Frontier AI labs are selling access to their most powerful systems for less than it costs to run them, and outside investors are covering the difference. That structural gap is the substance underneath Yann LeCun's "big bubble explosion" warning to CNBC about OpenAI, Anthropic, and the rest of the field, and it is a problem that OpenAI CEO Sam Altman has separately acknowledged in less dramatic terms (The Decoder).
LeCun, who left Meta's AI research lab to start his own company, told CNBC that AI service prices keep climbing while operating costs are not dropping fast enough. "All of these companies are losing money," he said, and investors are effectively subsidizing usage. The market is, in his framing, one cost shock or one price correction away from a "bubble explosion" (The Decoder).
Two things make LeCun's warning worth reading carefully rather than dismissing as a rival's argument. The first is the stake he has in the answer. His new company, AMI Labs, has raised roughly $1 billion, according to The Decoder's reporting, and is built around a different technical bet: "world models," or systems that try to build an internal model of how the physical world works, in contrast to the large language models that dominate at OpenAI and Anthropic. If the LLM-led labs are right about the path to more capable AI, AMI's bet is wrong. LeCun has reason to want the field to reckon with that possibility, and a reader should hold that motive in view when weighing his numbers.

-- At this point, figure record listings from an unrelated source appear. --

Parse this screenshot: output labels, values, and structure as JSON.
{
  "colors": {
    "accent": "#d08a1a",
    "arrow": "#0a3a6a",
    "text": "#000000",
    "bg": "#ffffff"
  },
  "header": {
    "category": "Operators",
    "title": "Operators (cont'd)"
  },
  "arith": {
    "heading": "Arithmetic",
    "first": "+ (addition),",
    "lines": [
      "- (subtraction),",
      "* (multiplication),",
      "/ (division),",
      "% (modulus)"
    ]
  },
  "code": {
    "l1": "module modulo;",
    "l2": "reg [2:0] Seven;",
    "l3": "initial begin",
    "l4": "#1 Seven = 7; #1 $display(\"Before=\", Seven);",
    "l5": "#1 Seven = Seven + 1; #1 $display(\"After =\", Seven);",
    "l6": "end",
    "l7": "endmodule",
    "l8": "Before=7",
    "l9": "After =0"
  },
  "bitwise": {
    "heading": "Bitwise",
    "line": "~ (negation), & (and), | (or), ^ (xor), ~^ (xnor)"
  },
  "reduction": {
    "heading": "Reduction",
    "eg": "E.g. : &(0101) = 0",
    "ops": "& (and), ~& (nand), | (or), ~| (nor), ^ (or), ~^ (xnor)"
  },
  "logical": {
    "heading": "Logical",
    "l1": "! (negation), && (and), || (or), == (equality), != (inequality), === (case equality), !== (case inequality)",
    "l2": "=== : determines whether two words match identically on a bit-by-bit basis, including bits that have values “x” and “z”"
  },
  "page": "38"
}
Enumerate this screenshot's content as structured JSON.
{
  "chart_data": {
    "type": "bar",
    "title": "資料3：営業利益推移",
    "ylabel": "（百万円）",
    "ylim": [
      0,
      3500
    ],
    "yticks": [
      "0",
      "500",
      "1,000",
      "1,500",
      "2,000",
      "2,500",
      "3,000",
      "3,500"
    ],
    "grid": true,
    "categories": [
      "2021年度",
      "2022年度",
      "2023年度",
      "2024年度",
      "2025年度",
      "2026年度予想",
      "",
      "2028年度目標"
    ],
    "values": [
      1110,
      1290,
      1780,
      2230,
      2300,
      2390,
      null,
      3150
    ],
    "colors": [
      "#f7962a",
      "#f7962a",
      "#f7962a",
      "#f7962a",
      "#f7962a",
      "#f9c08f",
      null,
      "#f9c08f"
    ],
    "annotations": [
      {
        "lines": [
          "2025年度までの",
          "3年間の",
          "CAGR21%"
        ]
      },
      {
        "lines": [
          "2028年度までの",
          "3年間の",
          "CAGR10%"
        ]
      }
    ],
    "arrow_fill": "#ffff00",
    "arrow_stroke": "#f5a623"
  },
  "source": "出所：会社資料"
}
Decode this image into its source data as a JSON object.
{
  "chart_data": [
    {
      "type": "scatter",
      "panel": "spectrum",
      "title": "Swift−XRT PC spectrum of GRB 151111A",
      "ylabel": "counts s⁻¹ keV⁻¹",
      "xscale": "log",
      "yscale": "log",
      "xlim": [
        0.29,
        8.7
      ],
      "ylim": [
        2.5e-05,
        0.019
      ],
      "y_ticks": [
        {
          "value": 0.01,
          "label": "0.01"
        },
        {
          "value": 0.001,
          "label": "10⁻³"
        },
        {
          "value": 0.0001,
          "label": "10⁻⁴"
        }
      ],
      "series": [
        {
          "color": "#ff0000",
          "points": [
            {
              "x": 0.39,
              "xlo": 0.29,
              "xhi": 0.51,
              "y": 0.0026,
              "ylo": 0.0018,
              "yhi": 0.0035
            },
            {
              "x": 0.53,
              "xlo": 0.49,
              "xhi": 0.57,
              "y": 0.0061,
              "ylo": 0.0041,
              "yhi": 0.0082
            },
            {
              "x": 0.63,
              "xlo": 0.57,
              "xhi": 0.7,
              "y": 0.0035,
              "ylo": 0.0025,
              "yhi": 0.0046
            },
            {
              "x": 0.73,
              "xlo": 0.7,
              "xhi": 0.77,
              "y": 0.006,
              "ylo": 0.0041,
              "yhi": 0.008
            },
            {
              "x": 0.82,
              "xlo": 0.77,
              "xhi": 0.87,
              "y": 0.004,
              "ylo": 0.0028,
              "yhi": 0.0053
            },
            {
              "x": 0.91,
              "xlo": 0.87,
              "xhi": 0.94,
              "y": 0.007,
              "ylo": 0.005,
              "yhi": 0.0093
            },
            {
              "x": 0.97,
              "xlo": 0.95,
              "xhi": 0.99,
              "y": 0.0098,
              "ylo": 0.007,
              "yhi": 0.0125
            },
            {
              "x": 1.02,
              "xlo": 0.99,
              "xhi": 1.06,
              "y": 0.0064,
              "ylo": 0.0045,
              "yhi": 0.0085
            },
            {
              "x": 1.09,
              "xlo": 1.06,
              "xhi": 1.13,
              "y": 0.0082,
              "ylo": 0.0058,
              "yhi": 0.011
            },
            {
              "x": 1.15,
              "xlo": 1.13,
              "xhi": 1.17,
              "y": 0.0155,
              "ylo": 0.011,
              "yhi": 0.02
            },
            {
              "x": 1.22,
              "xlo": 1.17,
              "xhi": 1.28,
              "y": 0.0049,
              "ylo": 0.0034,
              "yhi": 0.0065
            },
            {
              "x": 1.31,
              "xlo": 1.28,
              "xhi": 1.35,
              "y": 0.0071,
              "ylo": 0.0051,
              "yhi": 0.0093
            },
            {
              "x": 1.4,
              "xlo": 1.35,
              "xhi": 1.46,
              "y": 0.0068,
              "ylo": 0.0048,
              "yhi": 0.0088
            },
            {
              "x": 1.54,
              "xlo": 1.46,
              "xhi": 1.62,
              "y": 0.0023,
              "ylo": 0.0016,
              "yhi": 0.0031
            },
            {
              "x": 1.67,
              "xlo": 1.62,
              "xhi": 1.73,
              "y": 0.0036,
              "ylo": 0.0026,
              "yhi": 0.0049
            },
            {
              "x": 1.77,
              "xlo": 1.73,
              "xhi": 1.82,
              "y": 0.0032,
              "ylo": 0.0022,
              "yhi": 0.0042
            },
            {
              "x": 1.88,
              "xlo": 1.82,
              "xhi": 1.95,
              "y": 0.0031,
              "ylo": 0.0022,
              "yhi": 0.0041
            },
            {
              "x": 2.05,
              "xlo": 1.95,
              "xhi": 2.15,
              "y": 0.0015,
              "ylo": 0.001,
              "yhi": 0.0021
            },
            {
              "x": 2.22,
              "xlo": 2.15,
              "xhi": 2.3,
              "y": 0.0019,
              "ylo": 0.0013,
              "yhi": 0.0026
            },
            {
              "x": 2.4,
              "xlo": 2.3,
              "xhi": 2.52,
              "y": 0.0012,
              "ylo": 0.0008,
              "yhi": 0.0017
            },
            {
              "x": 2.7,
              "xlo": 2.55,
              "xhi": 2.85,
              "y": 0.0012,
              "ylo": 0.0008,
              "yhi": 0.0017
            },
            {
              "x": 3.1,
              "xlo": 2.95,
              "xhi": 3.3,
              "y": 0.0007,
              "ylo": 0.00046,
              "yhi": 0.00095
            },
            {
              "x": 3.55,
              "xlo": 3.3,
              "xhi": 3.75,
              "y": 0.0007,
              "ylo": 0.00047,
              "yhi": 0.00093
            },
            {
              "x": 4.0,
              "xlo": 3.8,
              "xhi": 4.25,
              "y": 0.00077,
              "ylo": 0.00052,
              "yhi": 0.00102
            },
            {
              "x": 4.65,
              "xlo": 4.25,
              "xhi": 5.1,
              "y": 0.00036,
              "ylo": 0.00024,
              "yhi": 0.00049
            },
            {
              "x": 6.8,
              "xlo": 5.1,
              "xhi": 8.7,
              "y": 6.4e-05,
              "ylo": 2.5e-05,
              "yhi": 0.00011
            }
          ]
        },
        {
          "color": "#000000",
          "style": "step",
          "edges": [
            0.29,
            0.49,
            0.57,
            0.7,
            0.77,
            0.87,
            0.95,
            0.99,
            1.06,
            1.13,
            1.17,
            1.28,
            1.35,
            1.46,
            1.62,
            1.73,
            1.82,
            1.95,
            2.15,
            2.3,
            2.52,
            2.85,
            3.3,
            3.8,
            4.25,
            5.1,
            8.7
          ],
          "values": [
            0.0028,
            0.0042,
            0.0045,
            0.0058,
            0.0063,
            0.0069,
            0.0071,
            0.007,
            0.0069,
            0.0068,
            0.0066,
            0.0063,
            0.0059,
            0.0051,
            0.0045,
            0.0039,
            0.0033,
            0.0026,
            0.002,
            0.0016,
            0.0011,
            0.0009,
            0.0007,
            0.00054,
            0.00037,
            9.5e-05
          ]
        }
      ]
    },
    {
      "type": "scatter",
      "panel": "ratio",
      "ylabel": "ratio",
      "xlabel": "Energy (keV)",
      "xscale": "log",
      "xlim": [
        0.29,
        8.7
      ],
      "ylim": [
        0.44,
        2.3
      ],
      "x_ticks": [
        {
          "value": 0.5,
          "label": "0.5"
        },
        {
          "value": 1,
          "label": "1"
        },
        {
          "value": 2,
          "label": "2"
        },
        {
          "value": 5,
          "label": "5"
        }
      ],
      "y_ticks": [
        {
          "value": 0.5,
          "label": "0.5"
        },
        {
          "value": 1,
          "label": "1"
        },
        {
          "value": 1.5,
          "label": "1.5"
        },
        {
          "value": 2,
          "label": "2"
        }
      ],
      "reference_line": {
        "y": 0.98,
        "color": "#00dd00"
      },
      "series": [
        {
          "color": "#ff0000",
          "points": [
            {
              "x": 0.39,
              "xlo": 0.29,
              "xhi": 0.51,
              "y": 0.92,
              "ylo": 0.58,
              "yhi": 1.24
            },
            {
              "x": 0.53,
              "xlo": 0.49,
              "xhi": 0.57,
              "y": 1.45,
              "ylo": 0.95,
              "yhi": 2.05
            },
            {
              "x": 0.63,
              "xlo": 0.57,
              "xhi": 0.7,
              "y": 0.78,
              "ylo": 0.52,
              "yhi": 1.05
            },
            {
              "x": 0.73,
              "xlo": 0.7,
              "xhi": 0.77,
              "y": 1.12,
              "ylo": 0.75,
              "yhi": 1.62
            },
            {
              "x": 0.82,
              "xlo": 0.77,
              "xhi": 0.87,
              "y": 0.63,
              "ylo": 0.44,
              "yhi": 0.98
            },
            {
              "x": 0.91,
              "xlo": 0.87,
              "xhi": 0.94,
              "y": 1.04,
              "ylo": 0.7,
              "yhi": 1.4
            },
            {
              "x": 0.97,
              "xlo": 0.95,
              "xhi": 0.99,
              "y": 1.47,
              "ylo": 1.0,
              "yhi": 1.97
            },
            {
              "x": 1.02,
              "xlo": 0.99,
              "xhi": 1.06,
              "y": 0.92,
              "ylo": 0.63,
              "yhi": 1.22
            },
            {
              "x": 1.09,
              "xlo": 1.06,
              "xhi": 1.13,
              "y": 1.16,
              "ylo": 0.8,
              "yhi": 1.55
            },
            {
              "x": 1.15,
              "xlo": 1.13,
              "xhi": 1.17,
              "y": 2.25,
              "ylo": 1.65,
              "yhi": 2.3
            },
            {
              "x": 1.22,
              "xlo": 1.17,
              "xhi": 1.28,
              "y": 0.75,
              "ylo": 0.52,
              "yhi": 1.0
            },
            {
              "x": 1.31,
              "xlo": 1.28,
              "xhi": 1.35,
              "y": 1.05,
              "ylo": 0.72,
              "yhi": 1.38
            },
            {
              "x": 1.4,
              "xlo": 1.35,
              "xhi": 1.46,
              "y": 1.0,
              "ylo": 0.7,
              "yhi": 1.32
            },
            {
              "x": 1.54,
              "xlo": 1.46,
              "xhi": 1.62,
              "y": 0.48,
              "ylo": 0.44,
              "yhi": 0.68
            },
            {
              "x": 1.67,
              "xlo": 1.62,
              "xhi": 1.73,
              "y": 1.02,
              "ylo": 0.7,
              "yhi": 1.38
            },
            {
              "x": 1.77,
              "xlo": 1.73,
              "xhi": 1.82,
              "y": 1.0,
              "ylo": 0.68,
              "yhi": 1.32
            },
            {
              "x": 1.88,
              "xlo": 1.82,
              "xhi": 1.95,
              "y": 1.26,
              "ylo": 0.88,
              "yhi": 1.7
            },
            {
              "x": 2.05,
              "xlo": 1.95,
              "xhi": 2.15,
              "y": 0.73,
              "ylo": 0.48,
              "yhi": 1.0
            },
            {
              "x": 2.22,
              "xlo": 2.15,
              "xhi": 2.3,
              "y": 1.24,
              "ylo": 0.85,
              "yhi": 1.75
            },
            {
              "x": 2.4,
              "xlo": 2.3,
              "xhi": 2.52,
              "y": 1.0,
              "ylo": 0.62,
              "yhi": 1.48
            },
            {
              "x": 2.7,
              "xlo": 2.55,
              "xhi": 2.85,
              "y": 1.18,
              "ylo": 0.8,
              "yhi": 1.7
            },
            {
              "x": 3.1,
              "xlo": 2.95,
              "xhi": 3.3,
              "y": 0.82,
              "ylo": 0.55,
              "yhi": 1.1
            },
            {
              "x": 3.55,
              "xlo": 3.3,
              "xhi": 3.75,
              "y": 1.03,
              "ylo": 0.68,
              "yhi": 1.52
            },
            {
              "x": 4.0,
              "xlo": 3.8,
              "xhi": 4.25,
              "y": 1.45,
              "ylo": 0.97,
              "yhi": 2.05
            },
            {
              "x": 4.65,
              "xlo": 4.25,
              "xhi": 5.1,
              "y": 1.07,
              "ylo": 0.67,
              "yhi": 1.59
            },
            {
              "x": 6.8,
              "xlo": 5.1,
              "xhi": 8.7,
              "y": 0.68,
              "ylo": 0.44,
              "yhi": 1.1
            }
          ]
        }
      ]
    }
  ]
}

The second is that the cost critique is not his alone. Altman, who runs the largest of the labs LeCun named, has publicly described AI operating costs for businesses as a "huge issue." When a critic and his target agree on the diagnosis, even if they disagree on the prognosis, the diagnosis deserves a closer look than either party has a reason to grant on its own.
What would have to be true for the math to work? Three things, at least: inference costs per query have to keep falling faster than the labs raise prices, the labs have to find new revenue lines that compensate for money-losing flagship products, or the gap has to stay small enough that the people writing the checks remain willing to absorb it. The bubble framing is LeCun's, not the industry's, but the underlying question, which is whether selling access below cost can persist long enough for costs to come down, is a real one. The honest answer right now is that no one outside the labs' finance teams can verify the gap with precision, and that is itself part of the problem.
A sidebar from the same interview that is worth keeping in proportion: LeCun called Elon Musk's xAI "a kind of failure," arguing that the founding team has left and Musk can barely recruit top talent, and that he does not expect xAI to compete with OpenAI or Anthropic. LeCun and Musk have clashed publicly for years, largely over Musk's political views. The shot is a personal one, and the economics story does not need it to land. It is, however, a useful reminder that the unit-economics argument is being made by someone with his own reasons to want the LLM camp to falter.
What to watch from here: the prices labs actually quote enterprise customers relative to the inference cost of serving them, whether consumer or agent products can break even at scale, and whether the next round of funding tightens terms in a way that forces prices up rather than extending the runway. None of those signals are predictions. They are the things that would tell a reader whether LeCun's framework is being borne out, or whether the gap is closing faster than the critics expect.